Dear Friends of DRSP -- Four years ago, a group here in North Manchester, Ind., asked me to talk to them about the Death Row Support Project, as well as general issues related to the death penalty. A week later, I met with individuals from that group interested in writing to someone on death row. I took to the meeting all of the letters we had from death row prisoners waiting for pen pals. Several people attended; they passed the letters around, reading through them until each person settled on someone they wanted to write.
One of the letters circulated that evening was from Raymond Johnson, who is on death row in Oklahoma. David Waas, a retired Manchester University professor and a member of Manchester Church of the Brethren, selected Raymond's letter and began writing to him.
We ask correspondents to write at least once each month, and more often if possible. Raymond is a prolific letter writer; it seemed like every time I saw David at church, he would say, "I got another letter from Raymond!"
Within a few months, David started sending Raymond a copy of pastor Kurt Borgmann's sermon each week. Raymond very much appreciated the theology expressed in those sermons, as well as the beliefs and views that David expressed in his letters.
One day, David got a letter from Raymond in which he said, "I would like to be a member of your church!" Over time, Raymond continued to express that sentiment.
Eventually, David took this request to pastor Kurt and the church's Executive Board. The board suggested that Kurt begin writing to Raymond, which he did. On Sunday, Jan. 4, 2015, Kurt preached about Jeremiah's prediction of God’s people returning home after being in exile (Jeremiah 31:7-14). Here is part of his sermon:
"Over the last almost 11 months, I have been corresponding with a prisoner on death row in Oklahoma. I started the correspondence because I was asked to by the church board. Raymond is his name, and David and Becky Waas have been writing to him for some years now and sharing with him their Christian love and the messages and spirit of our church. Almost a year ago, Raymond asked them if he could become a member of our church, so the church board asked me to engage in a conversation with him about that.

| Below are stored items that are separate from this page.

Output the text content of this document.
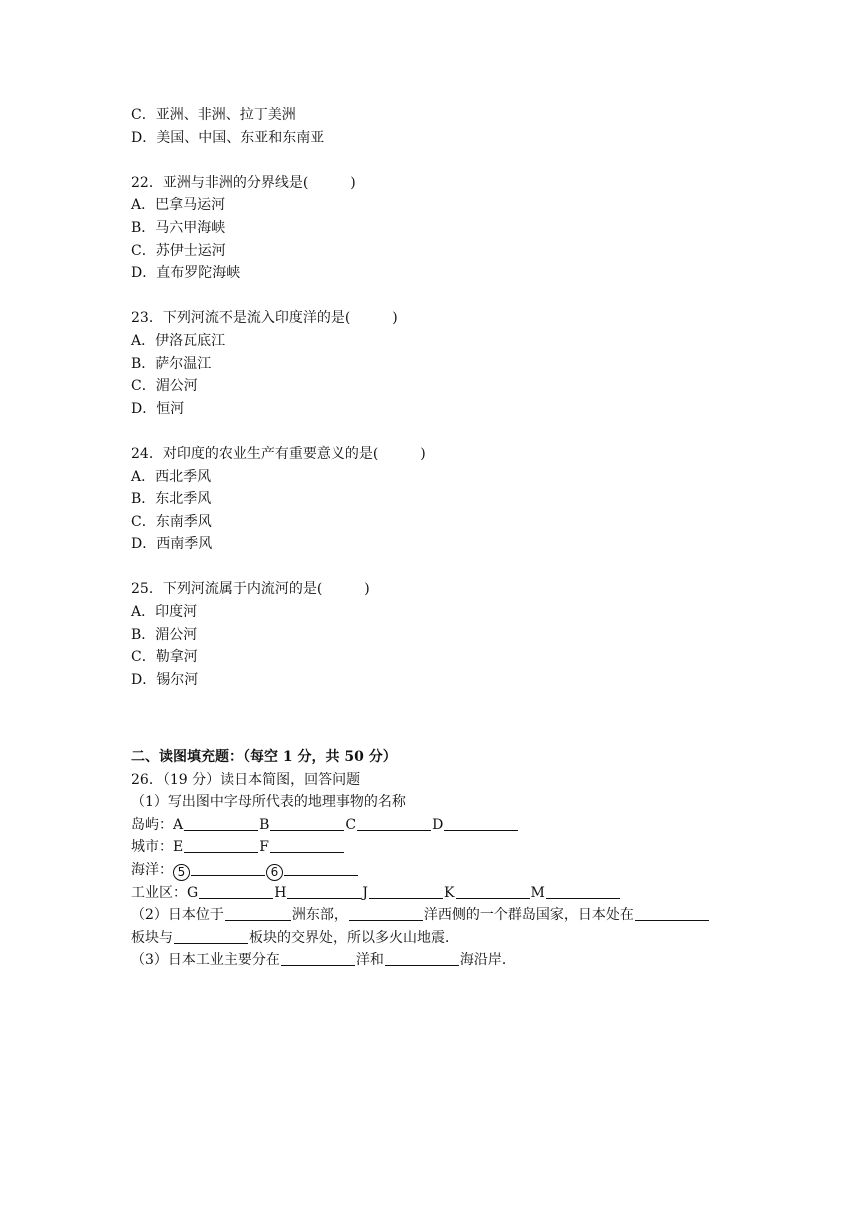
C．亚洲、非洲、拉丁美洲
D．美国、中国、东亚和东南亚
22．亚洲与非洲的分界线是(　　　)
A．巴拿马运河
B．马六甲海峡
C．苏伊士运河
D．直布罗陀海峡
23．下列河流不是流入印度洋的是(　　　)
A．伊洛瓦底江
B．萨尔温江
C．湄公河
D．恒河
24．对印度的农业生产有重要意义的是(　　　)
A．西北季风
B．东北季风
C．东南季风
D．西南季风
25．下列河流属于内流河的是(　　　)
A．印度河
B．湄公河
C．勒拿河
D．锡尔河
二、读图填充题：（每空 1 分，共 50 分）
26．（19 分）读日本简图，回答问题
（1）写出图中字母所代表的地理事物的名称
岛屿：A	B	C	D
城市：E	F
海洋： 5	6
工业区：G	H	J	K	M
（2）日本位于	洲东部，	洋西侧的一个群岛国家，日本处在
板块与	板块的交界处，所以多火山地震．
（3）日本工业主要分在	洋和	海沿岸．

"Raymond lives on death row. He does not have a home. He wants this to be his home; us to be his home.
"I have to confess that this has been a testing journey for me (and when I say confess, I mean that in the most open sense, because Raymond will read these words--I send him the sermon by mail every week). It's been a testing journey for me because I cannot quite wrap my head around the idea of murder. I cannot fathom it--what possesses a person to kill another. I cannot fathom it and I cannot stomach it. And yet...what Raymond and I have shared with each other across these months of writing back and forth is not inhumanity, but humanity. When I talked in a sermon in early November about upcoming stewardship enlistment--a sermon about the stewardship of self, Raymond made his own commitment card and sent it tucked into a letter. The card said this: ‘I, Raymond Johnson, commit to being the best me I can be and giving of myself freely, and in love and in service, to further the kingdom and still strive to be a light in darkness. All I have is myself, so I strive to better it and give more of it. In God's service, Raymond.’
"The Church Board, at our last meeting, back in December, decided to accept Raymond into membership. (That's the way it works in our church when someone asks for membership--the pastor brings the request, and the board takes a vote.) So, sometime soon, we receive Raymond into membership. He comes home."
This will not be the first time a person on death row has joined the Church of the Brethren. About 30 years ago, Wanda Callahan, then pastor of Jacksonville (Florida) Church of the Brethren, baptized at least one person on Florida's death row, and I believe that person was then a member of the congregation.
|Photo courtesy of DRSP|
When we started the Death Row Support Project in 1978, I certainly had no idea of the impact it would have on hundreds of lives. And it certainly did not occur to me that someone on death row would become a member of my church. I am grateful for those heeding Jesus' call to visit those in prison, including by letter-writing. And I am grateful that our church can be home for Raymond Johnson.
Praying for a world where all find home,
P.S. An update! On Monday, Jan. 26, the man in Pennsylvania who created the origami shown above had his sentence commuted from death to life without parole (lwop). LWOP is not much different from a death sentence, but it still feels like good news.